O canibal de Guarapiranga

A família de Deoclécio já tinha percorrido todo o calvário de praxe: hospitais, abrigos e necrotério, agora distribuíam panfletos com a foto do desaparecido.

Se encheram de esperança quando um pescador viu um panfleto e se apresentou na delegacia. Afirmava ter visto aquele homem entrando na mata, à beira da represa de Guarapiranga, tarde da noite e sozinho.

A polícia refez o caminho indicado, mas nada encontrou a não ser uma tapera isolada no meio da trilha que terminava em lugar nenhum.

O delegado bateu na porta que se abriu. Não tinha tranca mas tinha mobília, que era sinal de morador. Resolveram então esperar.

Pouco depois, saindo da mata avistaram um homem idoso, parecia saudável apesar dos trapos que usava e da aparente falta de higiene pessoal.

Sem paciência, o delegado perguntou se ele morava ali. Respondeu que há mais de 30 anos. 28 desde que sua mulher morreu. Segundo ele, a esposa não se acostumou com o lugar, ficou doente por vários dias até que morreu e, ele mesmo a enterrou próximo dali.

Mas o que interessava era o que ele sabia de Deoclécio. Como era o único morador da trilha o sujeito só podia ter ido à sua casa, concluiu o delegado.

Vendo a foto o "véio" soltou uma risada banguela e disse que o viu sim, mas não se falaram. “Ele passou apressado pela tapera, aliás, como todos os outros antes dele".

A declaração deixou o delegado "puto". Que "porra" de história era aquela se a trilha terminava na mata fechada. Onde esse povo iria?

Tava claro que o "véio" sabia muito mais do que dizia. O tom de deboche complicou ainda mais sua situação. O "doutor" mandou recolhê-lo para ser ouvido na delegacia, lá ele ia explicar tudo bem direitinho.

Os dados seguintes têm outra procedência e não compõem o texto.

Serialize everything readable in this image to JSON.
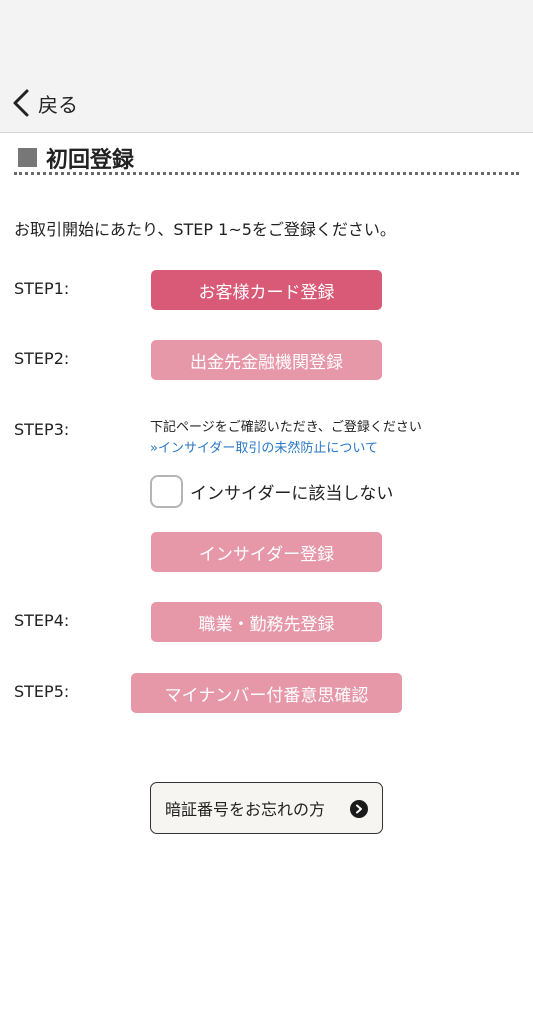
{
  "header": {
    "back_label": "戻る"
  },
  "section": {
    "title": "初回登録"
  },
  "intro": "お取引開始にあたり、STEP 1~5をご登録ください。",
  "steps": [
    {
      "label": "STEP1:",
      "button": "お客様カード登録"
    },
    {
      "label": "STEP2:",
      "button": "出金先金融機関登録"
    },
    {
      "label": "STEP3:",
      "note": "下記ページをご確認いただき、ご登録ください",
      "link": "»インサイダー取引の未然防止について",
      "checkbox_label": "インサイダーに該当しない",
      "button": "インサイダー登録"
    },
    {
      "label": "STEP4:",
      "button": "職業・勤務先登録"
    },
    {
      "label": "STEP5:",
      "button": "マイナンバー付番意思確認"
    }
  ],
  "pin_button": {
    "label": "暗証番号をお忘れの方"
  }
}
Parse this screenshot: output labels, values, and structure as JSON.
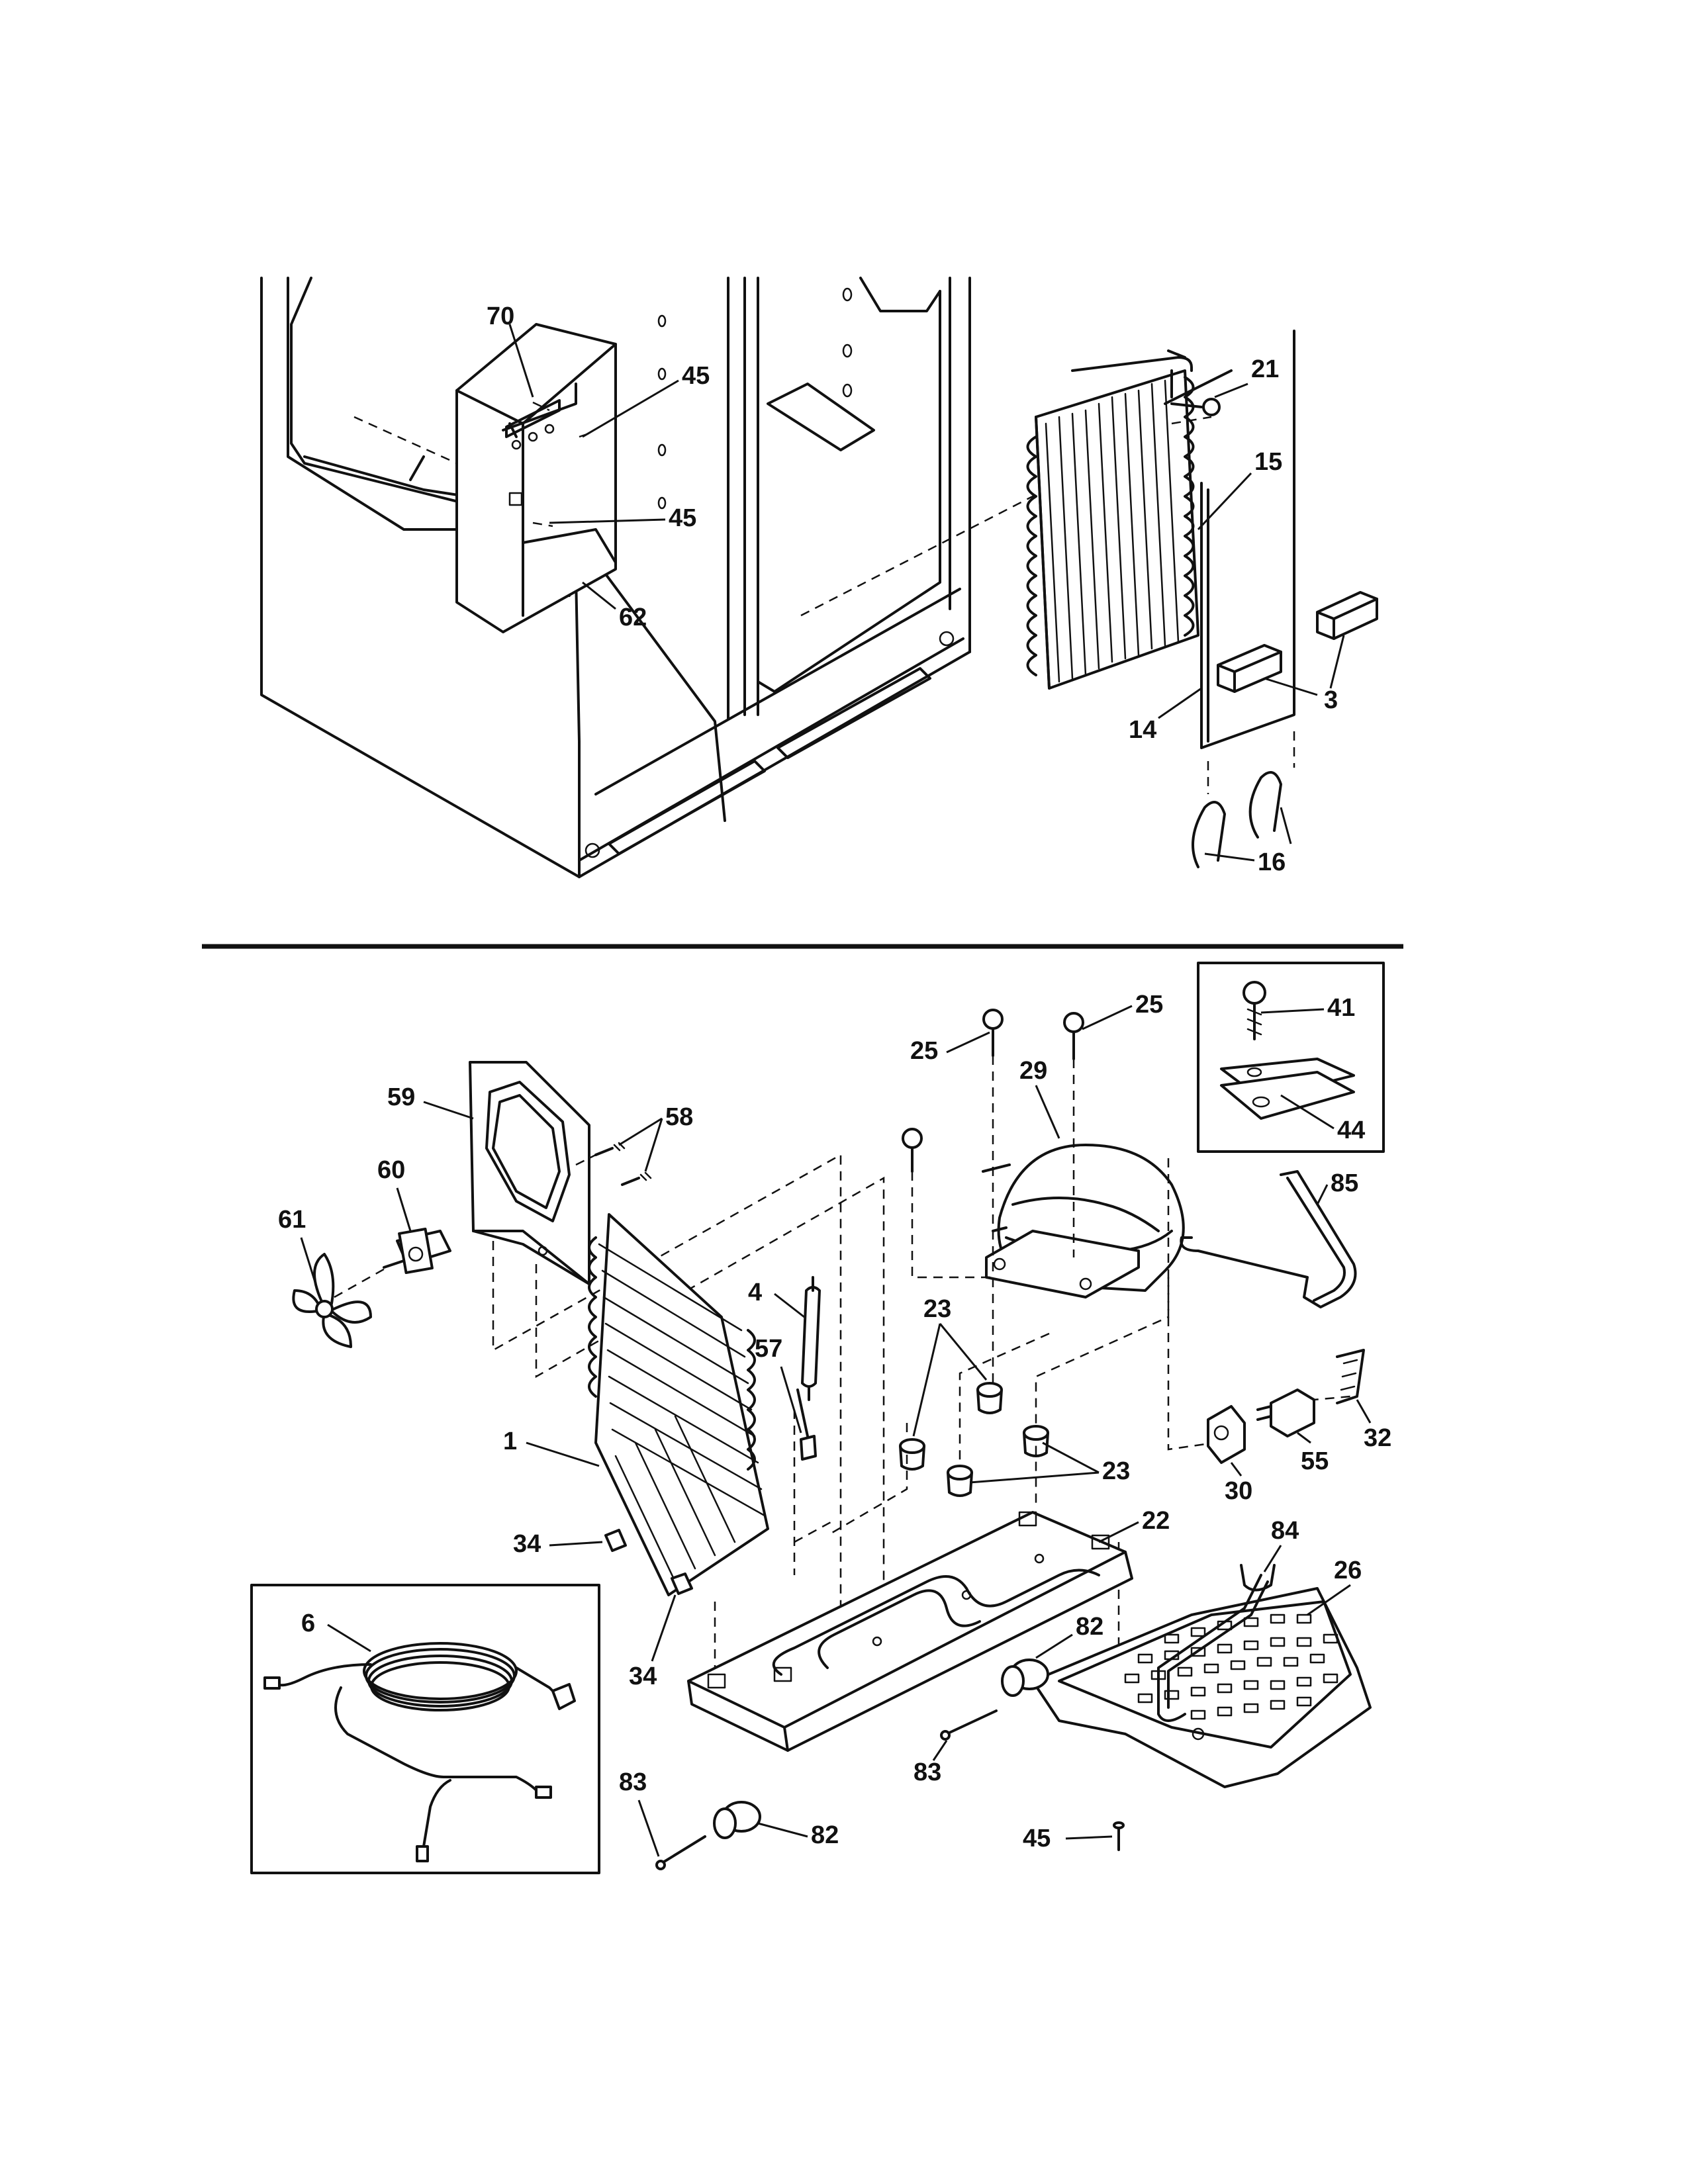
{
  "diagram": {
    "callouts": {
      "c70": "70",
      "c45a": "45",
      "c45b": "45",
      "c62": "62",
      "c21": "21",
      "c15": "15",
      "c3": "3",
      "c14": "14",
      "c16": "16",
      "c25a": "25",
      "c25b": "25",
      "c29": "29",
      "c41": "41",
      "c44": "44",
      "c59": "59",
      "c58": "58",
      "c60": "60",
      "c61": "61",
      "c85": "85",
      "c4": "4",
      "c57": "57",
      "c23a": "23",
      "c23b": "23",
      "c1": "1",
      "c30": "30",
      "c55": "55",
      "c32": "32",
      "c34a": "34",
      "c34b": "34",
      "c22": "22",
      "c84": "84",
      "c26": "26",
      "c6": "6",
      "c82a": "82",
      "c82b": "82",
      "c83a": "83",
      "c83b": "83",
      "c45c": "45"
    }
  }
}
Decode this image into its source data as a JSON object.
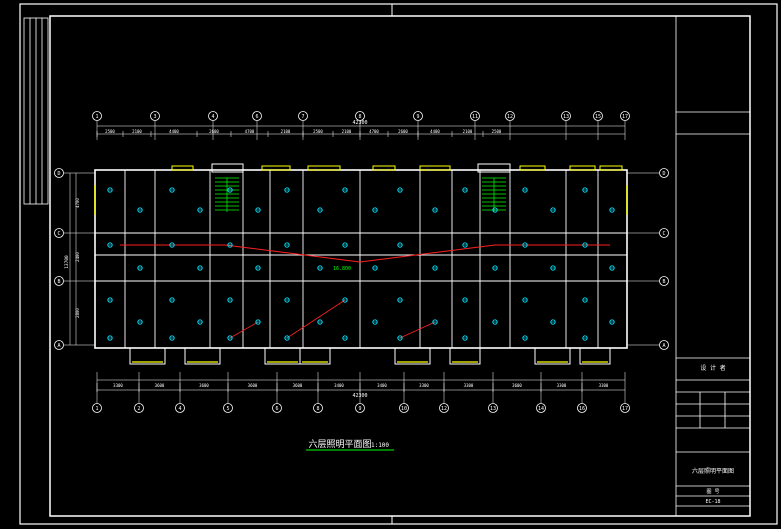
{
  "drawing": {
    "title": "六层照明平面图",
    "scale": "1:100",
    "total_dim_top": "42300",
    "total_dim_bottom": "42300",
    "level_mark": "16.800"
  },
  "axes": {
    "top_labels": [
      "1",
      "3",
      "4",
      "6",
      "7",
      "8",
      "9",
      "11",
      "12",
      "13",
      "15",
      "17"
    ],
    "bottom_labels": [
      "1",
      "2",
      "4",
      "5",
      "6",
      "8",
      "9",
      "10",
      "12",
      "13",
      "14",
      "16",
      "17"
    ],
    "row_labels": [
      "D",
      "C",
      "B",
      "A"
    ]
  },
  "dimensions": {
    "top_segments": [
      "2500",
      "2100",
      "4400",
      "2600",
      "4700",
      "2100",
      "2500",
      "2100",
      "4700",
      "2600",
      "4400",
      "2100",
      "2500"
    ],
    "bottom_segments": [
      "3300",
      "3600",
      "3600",
      "3600",
      "3600",
      "3400",
      "3400",
      "3300",
      "3300",
      "3600",
      "3300",
      "3300"
    ],
    "left_segments": [
      "4700",
      "2400",
      "2800"
    ],
    "left_total": "13700"
  },
  "title_block": {
    "section_label": "设 计 者",
    "sheet_title": "六层照明平面图",
    "footer_label": "图 号",
    "footer_code": "EC-18"
  },
  "colors": {
    "background": "#000000",
    "frame": "#ffffff",
    "wall": "#ffffff",
    "wiring": "#ff2020",
    "fixture": "#00e5ff",
    "window": "#ffff00",
    "stair": "#00ff00",
    "dim": "#ffffff"
  }
}
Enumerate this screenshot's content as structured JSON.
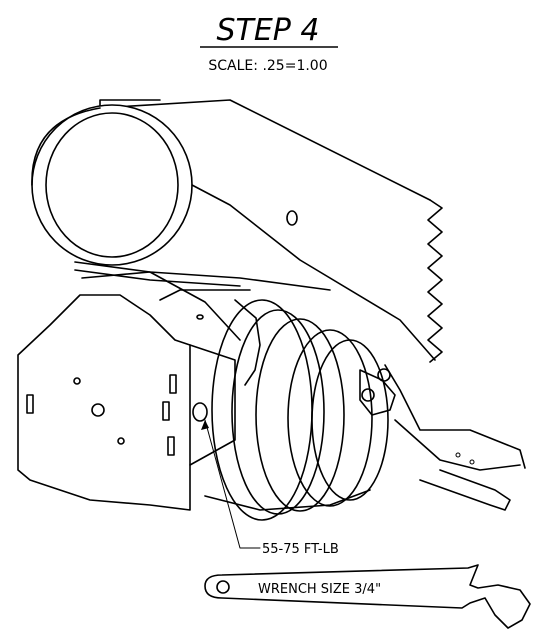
{
  "header": {
    "step_title": "STEP 4",
    "scale_text": "SCALE: .25=1.00"
  },
  "callouts": {
    "torque": "55-75 FT-LB"
  },
  "wrench": {
    "label": "WRENCH SIZE 3/4\""
  },
  "colors": {
    "line": "#000000",
    "background": "#ffffff"
  }
}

O coitado foi pressionado pelo experiente delegado. Na tentativa de assustar continuava afirmando que ele tinha matado a esposa e também Deoclécio.

Apavorado, o "véinho" resolveu contar o que sabia não se importando se iriam acreditar.

Muito firme explicou que os homens passavam por ali para se encontrar com uma mulher que vive escondida na mata. A esta altura, o delegado estressado berrou: " Escuta aqui, meu tio, tá achando que sou otário?"

Calmamente continuou. Disse que desde que se mudou para lá sabe da existência dela. Já viu muitas vezes a beldade tomando banho no riachinho, perto de sua casa e nunca se meteu com ela, porque sabe o fim de quem comete este erro. “ Em algumas noites sai pela trilha e atrai homens que viram o seu jantar. Sobram só os ossos que enterra na mata".

O delegado estava louco de raiva, nunca interrogou ninguém tão "cara de pau". Mesmo assim mandou fazer uma busca completa no lugar.

A mulher não foi encontrada, mas as ossadas chegaram as dezenas.

O "véio" sempre jurando que não mentiu, se enforcou meses depois de ser condenado e preso. Sua fama continua bem viva, afinal, quem não se lembra do Canibal de Guarapiranga?

Os desaparecimentos de homens na região ainda lideram as estatísticas.